Von Carolin Barth
Nowerina balanciert mühelos auf dem Seil im Schulgarten. „Und nun du“, ruft sie dem blonden Mädchen zu. Gemeint ist Lucienne, ihre Banknachbarin im Klassenzimmer und Nowerinas Tante. Sie versucht nun, übers Seil zu schweben. Beide Kinder lachen. Erst recht, weil Nowerinas Mama um die Ecke biegt und ihre Tochter in die Arme schließt. Sie holt sie aus der Großharthauer Grundschule ab. Gleichzeitig ist sie die Omi des blonden Mädchens. Tante und Nichte in einer Klasse. Das ist ungewöhnlich. Doch Nowerinas Geschichte ist mehr als nur eine nicht alltägliche Familiengeschichte. Sie ist ein kleines Wunder.

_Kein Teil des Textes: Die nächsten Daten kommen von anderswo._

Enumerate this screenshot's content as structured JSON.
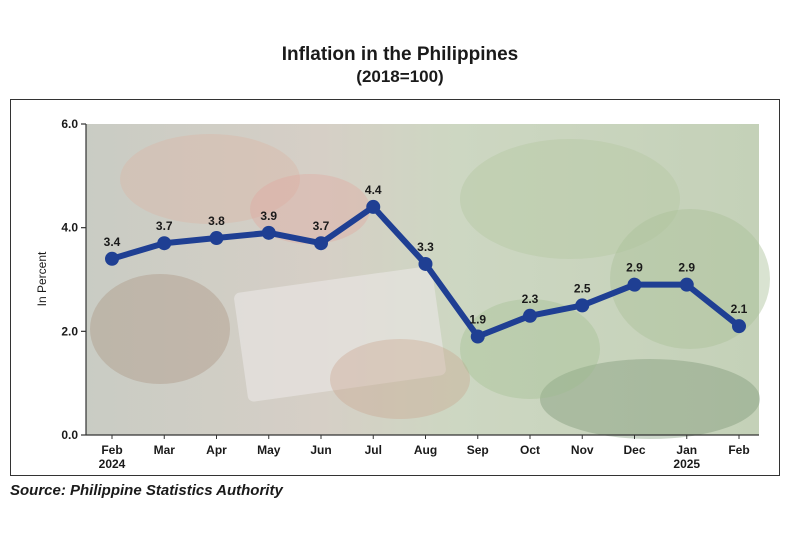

Die siebenjährige Nowerina, von allen Noel gerufen, hat keine Ähnlichkeit mit Mama und Tante. Sie stammt aus Uganda. Ihre Haut ist dunkel, ihr krauses Haar kaum zu bändigen. Beim Balancieren trägt sie ein sonnengelbes Shirt. In diesem unbeschwerten Moment auf dem Großharthauer Schulhof ist es nur die Brandnarbe auf der Wange, die vom früheren, elenden Leben im Slum übrig blieb. Das Ehepaar Metzke aus Fischbach rettete ihr Leben. Das Paar adoptierte das Mädchen Ende vergangenen Jahres. Nach Angaben des Statistischen Landesamtes Kamenz war es die erste Auslandsadoption im Landkreis Bautzen seit 1995 – seitdem werden die Zahlen erfasst. In Sachsen wurden bisher 55 Kinder aus dem Ausland adoptiert.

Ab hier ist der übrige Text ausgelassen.